Power 2005: The New Guard
IF THE RED SOX already held a mysterious power over us ― the power to break our hearts one season, but compel us to hope again the next ― it’s eclipsed by the clout they earned the night they won the World Series in October. Church bells chimed. Men wept. Grown children visited their parents’ graves. In a city many of whose corporate, political, and even religious institutions have been diminished, allegiance to the Red Sox soared. And with it rose the men who run the team.
Principal owner John Henry controls the money. Wonder-boy general manager Theo Epstein gets the headlines. But the driving force behind the Sox is the organization’s president and CEO, Larry Lucchino. Affable in public, Lucchino is a tough negotiator. He’s the one who popularized the term “Evil Empire” to describe the rival Yankees. He’s also a driving force behind the hugely successful upgrades to Fenway Park ― the primary mover and shaker in an organization that owns this city like no one and nothing else.
The emergence among this town’s vital industries of sports, along with real estate, entertainment, and especially healthcare, has thrust a New Guard of power listers into the fore. As other CEOs sell out, for instance, Blue Cross Blue Shield of Massachusetts boss Bill Van Faasen has stepped up. He’s started a foundation to push for wider healthcare access. He pulled his company’s ads from WEEI after two of the radio station’s hosts compared an escaped gorilla from the Franklin Park Zoo to a METCO student. He led the search committee to replace retiring United Way of Massachusetts Bay head Marian Heard. His benefit roast for Roxbury’s Whittier Street Health Center drew more than 800, including many of the other influential people on this list, and raked in $320,000 in one night. “How many CEOs in Boston can do that anymore?” a Van Faasen admirer asks.
One who seems to want to is Edmund “Ted” Kelly, chairman, president, and CEO of Liberty Mutual Group.
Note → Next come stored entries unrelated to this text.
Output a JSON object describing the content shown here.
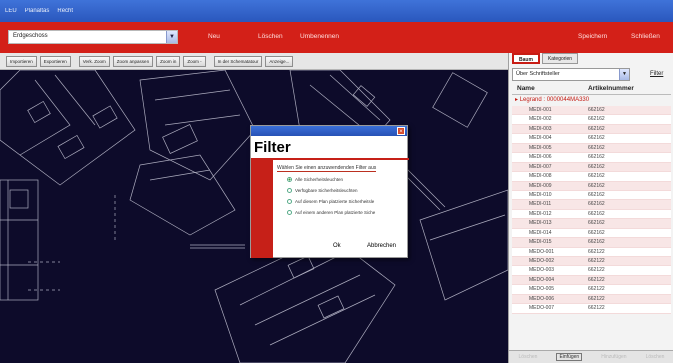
{
  "titlebar": {
    "items": [
      "LEU",
      "Planaltas",
      "Recht"
    ]
  },
  "redbar": {
    "combo_value": "Erdgeschoss",
    "links": {
      "neu": "Neu",
      "loeschen": "Löschen",
      "umbenennen": "Umbenennen",
      "speichern": "Speichern",
      "schliessen": "Schließen"
    }
  },
  "toolbar": {
    "buttons": [
      "Importieren",
      "Exportieren",
      "Verk. Zoom",
      "Zoom anpassen",
      "Zoom in",
      "Zoom -",
      "In der Schematatour",
      "Anzeige..."
    ]
  },
  "dialog": {
    "title": "Filter",
    "prompt": "Wählen Sie einen anzuwendenden Filter aus",
    "options": [
      "Alle Sicherheitsleuchten",
      "Verfügbare Sicherheitsleuchten",
      "Auf diesem Plan platzierte Sicherheitsle",
      "Auf einem anderen Plan platzierte Siche"
    ],
    "selected_index": 0,
    "ok_label": "Ok",
    "cancel_label": "Abbrechen"
  },
  "panel": {
    "tabs": [
      "Baum",
      "Kategorien"
    ],
    "select_value": "Über Schriftsteller",
    "filter_label": "Filter",
    "columns": [
      "Name",
      "Artikelnummer"
    ],
    "group_label": "Legrand : 0000044MA330",
    "rows": [
      [
        "MEDI-001",
        "662162"
      ],
      [
        "MEDI-002",
        "662162"
      ],
      [
        "MEDI-003",
        "662162"
      ],
      [
        "MEDI-004",
        "662162"
      ],
      [
        "MEDI-005",
        "662162"
      ],
      [
        "MEDI-006",
        "662162"
      ],
      [
        "MEDI-007",
        "662162"
      ],
      [
        "MEDI-008",
        "662162"
      ],
      [
        "MEDI-009",
        "662162"
      ],
      [
        "MEDI-010",
        "662162"
      ],
      [
        "MEDI-011",
        "662162"
      ],
      [
        "MEDI-012",
        "662162"
      ],
      [
        "MEDI-013",
        "662162"
      ],
      [
        "MEDI-014",
        "662162"
      ],
      [
        "MEDI-015",
        "662162"
      ],
      [
        "MEDO-001",
        "662122"
      ],
      [
        "MEDO-002",
        "662122"
      ],
      [
        "MEDO-003",
        "662122"
      ],
      [
        "MEDO-004",
        "662122"
      ],
      [
        "MEDO-005",
        "662122"
      ],
      [
        "MEDO-006",
        "662122"
      ],
      [
        "MEDO-007",
        "662122"
      ]
    ],
    "bottom": [
      "Löschen",
      "Einfügen",
      "Hinzufügen",
      "Löschen"
    ]
  },
  "colors": {
    "brand_red": "#d32018",
    "canvas_bg": "#0d0b2a"
  }
}
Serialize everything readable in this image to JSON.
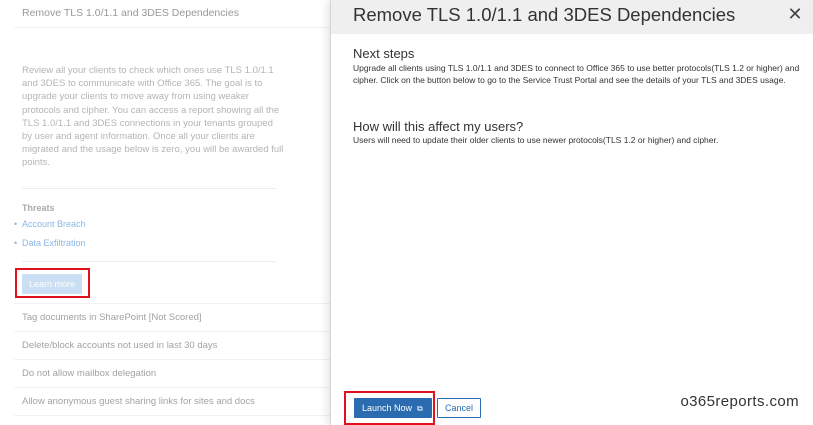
{
  "background": {
    "header_title": "Remove TLS 1.0/1.1 and 3DES Dependencies",
    "description": "Review all your clients to check which ones use TLS 1.0/1.1 and 3DES to communicate with Office 365. The goal is to upgrade your clients to move away from using weaker protocols and cipher. You can access a report showing all the TLS 1.0/1.1 and 3DES connections in your tenants grouped by user and agent information. Once all your clients are migrated and the usage below is zero, you will be awarded full points.",
    "threats_title": "Threats",
    "threats": [
      "Account Breach",
      "Data Exfiltration"
    ],
    "learn_more_label": "Learn more",
    "rows": [
      "Tag documents in SharePoint [Not Scored]",
      "Delete/block accounts not used in last 30 days",
      "Do not allow mailbox delegation",
      "Allow anonymous guest sharing links for sites and docs"
    ]
  },
  "panel": {
    "title": "Remove TLS 1.0/1.1 and 3DES Dependencies",
    "close_glyph": "✕",
    "next_steps_title": "Next steps",
    "next_steps_text": "Upgrade all clients using TLS 1.0/1.1 and 3DES to connect to Office 365 to use better protocols(TLS 1.2 or higher) and cipher. Click on the button below to go to the Service Trust Portal and see the details of your TLS and 3DES usage.",
    "affect_title": "How will this affect my users?",
    "affect_text": "Users will need to update their older clients to use newer protocols(TLS 1.2 or higher) and cipher.",
    "launch_label": "Launch Now",
    "cancel_label": "Cancel"
  },
  "watermark": "o365reports.com",
  "colors": {
    "primary": "#2b6cb0",
    "highlight": "#e0101d",
    "link": "#2b7cd3"
  }
}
Kelly, whose $19.6 billion-a-year insurance company has nearly 38,000 employees (it’s one of the 11 remaining Fortune 500 companies in Massachusetts, a total that has sadly dipped from 17 a decade ago), seems determined to make a local impact, most spectacularly by stepping in with $10 million over five years to sponsor the July 4 Pops festivities on the Esplanade. He’s also signed on to the board of trustees of the Boston Symphony Orchestra, and he’s a member of the executive committee of the influential Greater Boston Chamber of Commerce.
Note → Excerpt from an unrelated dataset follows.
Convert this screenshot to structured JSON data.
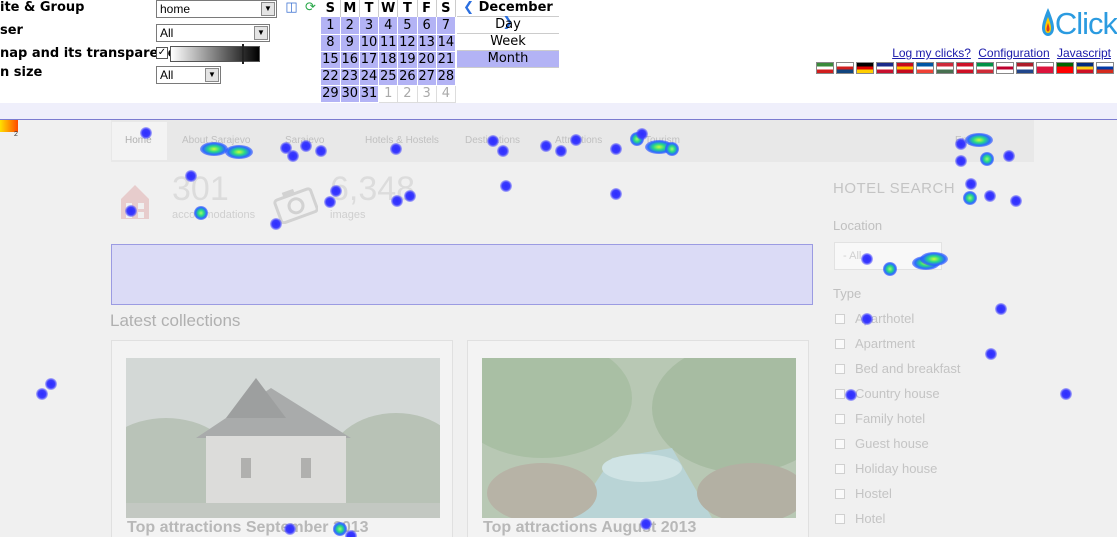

Nancy Leaming, president and CEO of Tufts Health Plan ― the state’s third-largest HMO ― is also on the Chamber board. One of the few female corporate leaders in this town (a Bentley College study found that women held just 9.2 percent of the executive positions at the 100 largest public companies in Massachusetts), Leaming, too, is stepping up to the plate. She chairs the board of the Massachusetts Taxpayers Foundation. (Another fast-rising woman star: Verizon regional president Donna Cupelo, who has involved herself in educational issues.)
Those missing corporate types and the philanthropy they once controlled are also being replaced by wealthy individuals and private foundations. None has rushed to fill the gap as aggressively as the $675 million Boston Foundation and its president and CEO, Paul Grogan, who as boss of the foundation gives away some $51 million a year. That’s a lot of power, giving Grogan a base he can use if, in fact, as rumored, he has plans to run for mayor.
Money remains a key ingredient of power in this town, of course. That’s how James Pallotta landed on our list. Ranked by Institutional Investor’s Alpha among the nation’s 25 top hedge-fund managers, Pallotta controls the $6 billion Raptor Global Funds, which earned 19 percent last year, almost three times the industry average. He’s a part-owner of the Celtics and the Back Bay restaurant Saint and a big giver to inner-city charities like Big Brothers of Massachusetts Bay, on whose board he serves.
As Mellon Financial Corporation extends its reach in Boston, Babson grad David Lamere does, too. The clients of the fast-growing $75 billion private wealth group he oversees are also among the city’s richest and most powerful.
David Fialkow made his money starting that cut-rate travel business at Filene’s Basement, Last-Minute Travel, part of his National Leisure Group. After selling the company for an estimated $25 million, he founded a private-equity firm with classmates from Buckingham Browne & Nichols. A triathlete who holds a law degree from Boston College, Fialkow is on important boards including the MIT Leadership Center Advisory Council, the Pan-Mass Challenge, and the Boys & Girls Clubs, and a major donor to local causes including the Boston Ballet.